Eugenio C. aveva sempre portato i capelli corti. Gli bastava farsi la barba ogni tre giorni, la considerava una fortuna. Ogni tanto compativa quei poveretti costretti a radersi tutte le mattine per mantenere un aspetto civile. Si divertiva a pensare alle loro schiene coperte di peli ispidi, sudati, d’estate. La camicia dentro i pantaloni scuri, taglio classico, stile Ralph Lauren ma prodotti in Cina. All’alba dei vent’anni aveva già una certa pancia da appoggiare a quella camicia. Con un diploma da ragioniere in tasca. Cinquantaquattro non era malaccio, allora non si poteva ancora arrivare a cento, la razza non si era ancora evoluta. Parlava poco in classe, sorrideva quando serviva. Serio per il resto del tempo. Due ore di studio al pomeriggio, diceva lui, il resto del tempo lo passava non si sa come. Probabilmente ne deve aver parlato a qualcuno, ma al momento dubito che abbia qualche importanza.


A quei tempi Eugenio C. aveva una fidanzata, la portava insieme ai capelli biondi corti, con un girello sulla nuca. Insieme ai pantaloni Made in China, a un paio di mocassini. Insieme agli occhiali da vista senza montatura che rimpicciolivano gli occhietti marroni.

I pantaloni non erano sempre stati lunghi, prima del diploma da ragioniere, prima della licenza media, erano stati anche corti. Eugenio C. aveva giocato a pallone, poco e male ad essere sinceri, si era sbucciato le ginocchia.
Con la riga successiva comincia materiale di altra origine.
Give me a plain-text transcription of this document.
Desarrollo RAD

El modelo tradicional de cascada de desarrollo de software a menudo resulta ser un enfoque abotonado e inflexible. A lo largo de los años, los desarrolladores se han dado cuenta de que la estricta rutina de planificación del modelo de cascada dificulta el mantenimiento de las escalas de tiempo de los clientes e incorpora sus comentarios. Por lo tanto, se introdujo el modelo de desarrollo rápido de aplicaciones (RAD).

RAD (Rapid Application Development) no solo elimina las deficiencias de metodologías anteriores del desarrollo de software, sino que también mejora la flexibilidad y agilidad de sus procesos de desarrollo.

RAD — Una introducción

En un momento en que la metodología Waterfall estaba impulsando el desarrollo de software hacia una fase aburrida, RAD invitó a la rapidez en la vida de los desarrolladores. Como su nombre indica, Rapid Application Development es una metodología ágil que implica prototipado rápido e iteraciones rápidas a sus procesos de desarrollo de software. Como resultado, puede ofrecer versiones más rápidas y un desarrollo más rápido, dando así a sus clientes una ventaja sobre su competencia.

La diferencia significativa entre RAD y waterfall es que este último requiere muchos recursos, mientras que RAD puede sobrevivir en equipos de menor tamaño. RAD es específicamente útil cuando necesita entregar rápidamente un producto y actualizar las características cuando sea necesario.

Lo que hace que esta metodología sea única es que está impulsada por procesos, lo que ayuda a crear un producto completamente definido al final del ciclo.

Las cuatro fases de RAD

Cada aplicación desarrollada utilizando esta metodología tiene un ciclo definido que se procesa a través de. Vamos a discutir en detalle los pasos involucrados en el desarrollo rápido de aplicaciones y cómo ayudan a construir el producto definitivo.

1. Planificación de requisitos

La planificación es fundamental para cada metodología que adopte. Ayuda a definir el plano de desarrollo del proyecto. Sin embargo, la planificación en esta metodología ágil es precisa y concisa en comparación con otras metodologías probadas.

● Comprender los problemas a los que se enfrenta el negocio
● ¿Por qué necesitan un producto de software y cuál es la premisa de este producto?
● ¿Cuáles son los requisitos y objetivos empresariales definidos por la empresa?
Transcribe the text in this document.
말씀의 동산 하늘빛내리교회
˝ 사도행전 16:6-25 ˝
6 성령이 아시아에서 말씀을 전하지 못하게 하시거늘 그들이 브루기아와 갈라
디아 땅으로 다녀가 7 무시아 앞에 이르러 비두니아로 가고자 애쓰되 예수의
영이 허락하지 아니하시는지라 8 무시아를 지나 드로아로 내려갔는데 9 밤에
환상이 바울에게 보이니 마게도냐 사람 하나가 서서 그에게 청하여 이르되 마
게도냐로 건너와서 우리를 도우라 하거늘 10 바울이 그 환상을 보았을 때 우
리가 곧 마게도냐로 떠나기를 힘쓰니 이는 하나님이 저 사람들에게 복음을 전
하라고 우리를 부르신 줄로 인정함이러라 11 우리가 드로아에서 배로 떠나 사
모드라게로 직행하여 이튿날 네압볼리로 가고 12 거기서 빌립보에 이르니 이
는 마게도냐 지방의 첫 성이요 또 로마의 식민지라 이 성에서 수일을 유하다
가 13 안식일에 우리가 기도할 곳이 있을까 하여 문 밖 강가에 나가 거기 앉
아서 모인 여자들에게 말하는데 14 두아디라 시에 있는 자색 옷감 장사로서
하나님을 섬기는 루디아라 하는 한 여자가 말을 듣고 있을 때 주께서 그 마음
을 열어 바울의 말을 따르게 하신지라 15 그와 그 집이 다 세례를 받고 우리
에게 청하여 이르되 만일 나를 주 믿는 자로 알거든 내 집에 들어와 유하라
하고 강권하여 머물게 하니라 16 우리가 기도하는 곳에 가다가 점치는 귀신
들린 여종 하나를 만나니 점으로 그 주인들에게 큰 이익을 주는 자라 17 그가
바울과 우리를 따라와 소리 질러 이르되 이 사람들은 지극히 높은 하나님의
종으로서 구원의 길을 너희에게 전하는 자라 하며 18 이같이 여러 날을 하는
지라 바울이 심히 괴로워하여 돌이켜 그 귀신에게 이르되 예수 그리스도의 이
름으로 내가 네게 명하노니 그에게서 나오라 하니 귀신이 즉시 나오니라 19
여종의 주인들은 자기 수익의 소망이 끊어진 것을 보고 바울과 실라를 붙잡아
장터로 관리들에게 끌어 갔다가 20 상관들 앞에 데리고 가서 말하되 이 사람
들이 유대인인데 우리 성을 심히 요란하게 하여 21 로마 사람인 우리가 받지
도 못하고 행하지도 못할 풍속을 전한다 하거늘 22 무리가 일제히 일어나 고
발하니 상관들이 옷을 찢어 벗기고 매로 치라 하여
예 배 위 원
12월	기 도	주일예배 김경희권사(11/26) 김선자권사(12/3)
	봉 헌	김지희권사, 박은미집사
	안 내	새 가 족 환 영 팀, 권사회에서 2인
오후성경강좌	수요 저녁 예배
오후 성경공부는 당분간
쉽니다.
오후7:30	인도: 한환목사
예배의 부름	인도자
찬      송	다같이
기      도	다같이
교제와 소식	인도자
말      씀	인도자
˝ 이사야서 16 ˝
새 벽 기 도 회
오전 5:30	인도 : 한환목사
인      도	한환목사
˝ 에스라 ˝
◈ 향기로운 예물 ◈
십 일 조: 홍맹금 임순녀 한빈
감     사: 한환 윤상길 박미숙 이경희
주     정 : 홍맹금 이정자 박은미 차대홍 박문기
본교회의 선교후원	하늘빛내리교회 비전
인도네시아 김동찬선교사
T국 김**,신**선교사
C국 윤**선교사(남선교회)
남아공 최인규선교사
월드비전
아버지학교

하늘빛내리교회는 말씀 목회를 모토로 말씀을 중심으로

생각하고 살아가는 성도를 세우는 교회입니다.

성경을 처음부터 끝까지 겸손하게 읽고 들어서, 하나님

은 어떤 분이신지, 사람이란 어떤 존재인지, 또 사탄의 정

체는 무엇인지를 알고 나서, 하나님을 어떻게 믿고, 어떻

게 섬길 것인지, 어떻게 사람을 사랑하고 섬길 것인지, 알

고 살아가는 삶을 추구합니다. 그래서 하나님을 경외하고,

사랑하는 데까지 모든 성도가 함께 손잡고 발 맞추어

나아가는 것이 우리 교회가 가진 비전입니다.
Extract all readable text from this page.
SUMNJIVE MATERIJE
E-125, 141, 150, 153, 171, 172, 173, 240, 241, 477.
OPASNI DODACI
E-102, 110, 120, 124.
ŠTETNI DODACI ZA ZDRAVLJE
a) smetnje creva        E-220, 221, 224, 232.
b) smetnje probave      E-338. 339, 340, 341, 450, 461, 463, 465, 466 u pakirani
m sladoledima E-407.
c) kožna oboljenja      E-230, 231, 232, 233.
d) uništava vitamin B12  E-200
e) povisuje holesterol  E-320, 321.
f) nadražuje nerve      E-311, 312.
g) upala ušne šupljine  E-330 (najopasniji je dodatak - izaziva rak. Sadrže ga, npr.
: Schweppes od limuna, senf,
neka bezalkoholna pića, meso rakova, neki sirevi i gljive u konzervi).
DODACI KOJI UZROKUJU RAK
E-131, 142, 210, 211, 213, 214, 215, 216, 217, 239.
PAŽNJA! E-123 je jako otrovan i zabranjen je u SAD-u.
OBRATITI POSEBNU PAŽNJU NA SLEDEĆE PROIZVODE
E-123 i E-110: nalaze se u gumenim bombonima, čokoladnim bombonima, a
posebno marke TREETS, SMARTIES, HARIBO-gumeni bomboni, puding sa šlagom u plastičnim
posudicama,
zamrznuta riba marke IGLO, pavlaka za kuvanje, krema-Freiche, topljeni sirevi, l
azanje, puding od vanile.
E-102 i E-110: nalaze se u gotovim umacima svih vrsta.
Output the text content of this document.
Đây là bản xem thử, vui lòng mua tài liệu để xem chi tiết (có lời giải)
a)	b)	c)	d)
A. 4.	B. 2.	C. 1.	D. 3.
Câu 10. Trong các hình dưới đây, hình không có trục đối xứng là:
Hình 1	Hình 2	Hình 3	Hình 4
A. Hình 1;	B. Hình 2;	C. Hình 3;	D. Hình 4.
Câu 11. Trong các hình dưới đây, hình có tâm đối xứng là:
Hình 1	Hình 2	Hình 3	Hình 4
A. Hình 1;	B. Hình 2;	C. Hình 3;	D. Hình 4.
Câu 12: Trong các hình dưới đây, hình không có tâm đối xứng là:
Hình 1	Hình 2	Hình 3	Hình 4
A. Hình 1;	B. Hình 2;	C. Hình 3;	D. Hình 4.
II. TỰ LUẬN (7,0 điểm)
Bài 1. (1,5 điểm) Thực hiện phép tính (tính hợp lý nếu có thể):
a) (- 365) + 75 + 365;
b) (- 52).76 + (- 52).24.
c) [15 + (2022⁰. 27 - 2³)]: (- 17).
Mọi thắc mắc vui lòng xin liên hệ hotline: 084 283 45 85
Aveva riso, più di quanto non avrebbe fatto dopo la licenza media e il diploma da ragioniere. Aveva pianto, più di quanto…beh avete capito immagino.


Un diploma da ragioniere con cinquantaquattro non si butta, ma una laurea in economia e commercio è meglio. Una borsa di studio all’ersu, un collegio malandato in centro, trenta ore di lezione a settimana, due ore di studio al giorno. Magari qualcuna di più, come diceva lui.

E’ stato in quegli anni, in quel collegio malandato che Eugenio C. entrò nell’Organizzazione. Entrato, a dire il vero non è la parola giusta. Non c’è sempre una parola giusta per descrivere quello che è successo o deve succedere.


Marta entrò nella biblioteca di diritto privato verso le sei del pomeriggio.

- Ciao, scusa, mi servirebbe un favore - Sorrise.

- Se posso - Disse Eugenio C. guardando il cielo grigio del novembre maceratese, stampato come un puzzle sulle finestrone quadrate della biblioteca.

- Non ho fatto in tempo a preparare la parte sui diritti soggettivi relativi, ho l’esame tra quarantacinque minuti. Stai studiando privato vero? – Sorrise.

- Si…ma…ecco non ho fatto in tempo per lo scritto di oggi, provo il prossimo appello e quella parte non l’ho ancora fatta. Tranquilla comunque – sempre guardando il cielo, o al massimo la metà della faccia di Marta - Parisi non chiede mai i soggettivi relativi e allo scritto ci sono solo 3 domande.-

- Si ok, grazie ugualmente - Disse Marta smettendo di sorridere, mentre andava verso una ragazza seduta a due banchi di distanza.